Львов, понедельник 11 января 1937 года, половина одиннадцатого вечера
Леокадия Тхоржницкая перестала раскладывать пасьянс, когда Эдвард закончил рассказывать о своей встрече с лычаковскими хойраками. Слушала она очень внимательно и все понимала, хотя и не любила немецкий язык, которому решительно предпочитала французский. Немецкий язык ее двоюродного брата был настолько богатым и изысканным, что она всегда выслушивала его с громадным удовольствием, которое, правда, в значительной мере заправило горечью содержание самого рассказа. Пасьянс "галерный раб" у Леокадии не вышел, впрочем — как и всегда. Она отложила карты и поглядела на кузена.
— Послушай, Эдвард, — сказала она, — тщательно подбирая немецкие слова. — Девушек ты не знаешь, сам семнадцатилетней девушкой тоже никогда не был. А вот я — была. И точно так же испытывала любопытство к миру, как Рита сейчас. И давай-как что-то тебе расскажу. Было это в Станиславове. Тогда я была на год моложе Риты. И вот помню, как тайком выбралась из дому ночью, чтобы через окно в ресторации Микулика на Армянской поглядеть на пивших там вино гусар. Они так замечательно выглядели, когда днем вышагивали по Сапежинской
[39]! Один из них вышел во двор, чтобы отлить воду. — Вообще-то Леокадия воспользовалась определением, которое было неприличным в устах дамы. — И вот он увидал меня возле окна. И пригласил к столу, предложив пирожные и танцы. А я согласилась, хотя уже близился второй час ночи, а гусары были сильно выпившими и возбужденными. А знаешь, почему я согласилась? — Леокадия неспешно стала складывать карты. — Потому что думала, будто и вправду буду всего лишь, подчеркиваю — всего лишь кушать пирожные и танцевать. Я поверила в это, забывая, что в это время у Микулика просто не могло быть пирожных! Но этот гусар настолько мне понравился, что я поверила в эти его пирожные!

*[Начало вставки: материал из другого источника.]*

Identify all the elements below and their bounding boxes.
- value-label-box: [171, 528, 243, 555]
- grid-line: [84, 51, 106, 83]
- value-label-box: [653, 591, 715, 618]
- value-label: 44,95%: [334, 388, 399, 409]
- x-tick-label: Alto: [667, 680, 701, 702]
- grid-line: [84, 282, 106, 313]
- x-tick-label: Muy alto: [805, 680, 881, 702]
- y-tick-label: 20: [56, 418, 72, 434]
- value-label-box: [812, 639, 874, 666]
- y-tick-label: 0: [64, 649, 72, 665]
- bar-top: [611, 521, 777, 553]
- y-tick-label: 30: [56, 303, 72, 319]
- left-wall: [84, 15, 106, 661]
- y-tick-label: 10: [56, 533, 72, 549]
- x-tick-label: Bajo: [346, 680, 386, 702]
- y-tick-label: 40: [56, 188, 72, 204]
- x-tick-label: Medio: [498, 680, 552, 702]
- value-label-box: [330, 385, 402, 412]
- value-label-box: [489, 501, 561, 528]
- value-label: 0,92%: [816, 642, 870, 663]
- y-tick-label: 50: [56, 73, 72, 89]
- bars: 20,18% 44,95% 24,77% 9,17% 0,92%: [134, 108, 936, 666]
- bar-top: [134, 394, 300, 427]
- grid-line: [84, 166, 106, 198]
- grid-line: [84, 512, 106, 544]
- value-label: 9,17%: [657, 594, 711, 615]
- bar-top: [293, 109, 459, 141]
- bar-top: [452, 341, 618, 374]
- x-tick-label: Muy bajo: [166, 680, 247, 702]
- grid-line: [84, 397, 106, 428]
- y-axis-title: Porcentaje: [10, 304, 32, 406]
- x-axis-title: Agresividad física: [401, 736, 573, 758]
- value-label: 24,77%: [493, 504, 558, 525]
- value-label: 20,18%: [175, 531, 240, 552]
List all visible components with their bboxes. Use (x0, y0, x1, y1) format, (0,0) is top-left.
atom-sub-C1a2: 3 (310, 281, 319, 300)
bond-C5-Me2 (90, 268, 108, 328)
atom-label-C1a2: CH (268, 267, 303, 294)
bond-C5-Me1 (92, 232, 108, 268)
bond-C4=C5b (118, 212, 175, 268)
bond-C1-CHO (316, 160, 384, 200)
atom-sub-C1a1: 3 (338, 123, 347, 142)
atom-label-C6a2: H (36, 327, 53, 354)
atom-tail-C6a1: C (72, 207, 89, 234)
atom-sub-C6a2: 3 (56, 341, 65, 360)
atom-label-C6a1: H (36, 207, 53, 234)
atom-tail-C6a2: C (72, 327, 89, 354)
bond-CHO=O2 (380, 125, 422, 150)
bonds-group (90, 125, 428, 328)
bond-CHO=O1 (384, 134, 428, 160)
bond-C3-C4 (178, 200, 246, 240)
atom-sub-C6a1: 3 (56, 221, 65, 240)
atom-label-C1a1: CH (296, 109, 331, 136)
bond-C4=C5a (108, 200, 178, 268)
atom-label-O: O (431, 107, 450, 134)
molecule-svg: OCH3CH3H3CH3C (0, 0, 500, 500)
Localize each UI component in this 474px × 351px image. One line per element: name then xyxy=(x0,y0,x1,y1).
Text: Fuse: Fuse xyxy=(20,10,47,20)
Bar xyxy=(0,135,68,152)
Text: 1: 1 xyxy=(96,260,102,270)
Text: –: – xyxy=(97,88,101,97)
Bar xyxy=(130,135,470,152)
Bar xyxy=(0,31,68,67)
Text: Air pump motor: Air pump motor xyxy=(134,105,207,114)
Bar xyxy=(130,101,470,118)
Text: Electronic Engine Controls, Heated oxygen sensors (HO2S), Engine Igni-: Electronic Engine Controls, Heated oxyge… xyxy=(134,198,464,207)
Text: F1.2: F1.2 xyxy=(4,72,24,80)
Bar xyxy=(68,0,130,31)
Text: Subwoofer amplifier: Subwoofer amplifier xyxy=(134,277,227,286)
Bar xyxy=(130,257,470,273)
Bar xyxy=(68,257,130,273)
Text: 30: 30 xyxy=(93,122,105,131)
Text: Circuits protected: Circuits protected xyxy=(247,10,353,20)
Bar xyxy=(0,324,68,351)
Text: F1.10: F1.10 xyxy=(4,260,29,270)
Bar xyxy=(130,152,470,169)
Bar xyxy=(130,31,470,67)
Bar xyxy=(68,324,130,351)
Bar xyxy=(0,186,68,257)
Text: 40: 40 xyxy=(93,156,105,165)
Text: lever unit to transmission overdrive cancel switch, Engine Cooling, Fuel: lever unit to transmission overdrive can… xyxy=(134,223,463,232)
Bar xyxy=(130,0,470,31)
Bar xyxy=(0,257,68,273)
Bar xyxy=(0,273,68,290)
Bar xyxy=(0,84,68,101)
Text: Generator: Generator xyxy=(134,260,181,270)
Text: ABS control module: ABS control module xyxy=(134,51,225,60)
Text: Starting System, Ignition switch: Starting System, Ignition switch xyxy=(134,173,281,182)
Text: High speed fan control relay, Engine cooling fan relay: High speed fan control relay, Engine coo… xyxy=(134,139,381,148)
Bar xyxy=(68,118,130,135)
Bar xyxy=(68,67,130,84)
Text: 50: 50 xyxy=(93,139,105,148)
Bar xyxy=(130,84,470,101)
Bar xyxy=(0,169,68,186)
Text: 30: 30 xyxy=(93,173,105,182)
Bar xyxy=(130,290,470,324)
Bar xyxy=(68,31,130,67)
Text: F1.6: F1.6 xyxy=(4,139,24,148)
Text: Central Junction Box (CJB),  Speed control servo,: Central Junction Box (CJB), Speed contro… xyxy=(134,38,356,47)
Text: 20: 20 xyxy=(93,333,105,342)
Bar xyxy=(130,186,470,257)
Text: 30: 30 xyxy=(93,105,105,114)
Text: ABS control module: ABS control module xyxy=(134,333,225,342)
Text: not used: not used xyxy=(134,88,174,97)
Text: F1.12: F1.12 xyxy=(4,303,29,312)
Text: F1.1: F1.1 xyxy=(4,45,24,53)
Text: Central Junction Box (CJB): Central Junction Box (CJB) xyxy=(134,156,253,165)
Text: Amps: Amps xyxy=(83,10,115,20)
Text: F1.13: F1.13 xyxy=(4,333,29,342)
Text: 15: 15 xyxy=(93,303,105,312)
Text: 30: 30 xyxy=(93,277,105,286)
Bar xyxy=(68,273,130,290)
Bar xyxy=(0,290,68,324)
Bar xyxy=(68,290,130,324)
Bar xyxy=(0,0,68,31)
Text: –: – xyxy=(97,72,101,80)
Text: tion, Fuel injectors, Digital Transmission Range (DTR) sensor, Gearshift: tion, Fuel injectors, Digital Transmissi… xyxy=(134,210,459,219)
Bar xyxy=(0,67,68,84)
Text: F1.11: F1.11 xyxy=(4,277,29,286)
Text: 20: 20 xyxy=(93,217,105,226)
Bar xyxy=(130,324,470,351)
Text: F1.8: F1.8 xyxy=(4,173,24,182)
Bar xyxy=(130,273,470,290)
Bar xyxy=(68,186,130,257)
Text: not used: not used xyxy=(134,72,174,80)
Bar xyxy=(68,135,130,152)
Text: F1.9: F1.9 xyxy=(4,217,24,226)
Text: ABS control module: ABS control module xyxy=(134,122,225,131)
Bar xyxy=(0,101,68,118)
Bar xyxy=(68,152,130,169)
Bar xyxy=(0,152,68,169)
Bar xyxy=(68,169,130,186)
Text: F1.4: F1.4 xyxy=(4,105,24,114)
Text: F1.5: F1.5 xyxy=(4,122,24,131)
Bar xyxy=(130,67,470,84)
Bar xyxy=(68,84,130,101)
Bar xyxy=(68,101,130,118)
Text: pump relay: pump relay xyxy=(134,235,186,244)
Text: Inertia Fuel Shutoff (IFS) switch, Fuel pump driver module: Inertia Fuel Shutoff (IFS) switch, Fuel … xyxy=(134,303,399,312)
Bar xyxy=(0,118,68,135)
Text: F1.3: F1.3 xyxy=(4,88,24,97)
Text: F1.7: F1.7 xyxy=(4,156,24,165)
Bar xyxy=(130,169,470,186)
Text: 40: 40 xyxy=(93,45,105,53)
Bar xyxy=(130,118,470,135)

— И что было дальше? — с определенным беспокойством спросил Эдвард.
— Понятное дело, никаких пирожных я не попробовала, — усмехнулась Леокадия. — И не потанцевала. Если бы не Микулик и его сын, ушла оттуда бы обесчещенной. А после того мне уже не хотелось верить никакому мужчине, и, возможно, потому… сегодня я сама. Впрочем, прости, с вами, с Ритой, с тобой, с Ганной… Не беспокойся, — немного подумав, продолжила она успокаивающим тоном. — Когда в четверг я возвратилась после бриджа у асессора Станьчака, Рита была уже дома. На ее лице были следы помады, но тогда я предположила, что она попросту баловалась. Я попросила ее все стереть, говоря, что ты будешь за это на нее сердиться. Она пошла умыться, а потом мы долго разговаривали. Ко мне она была очень мила, что, как сам знаешь, у нее бывает не часто. Девочка смеялась и пыталась доказать свое. Семнадцатилетняя девушка из хорошего дома, которая, прошу прощения за крепкое словцо, выбралась из норы вонючего уличного бандита, так себя не ведет.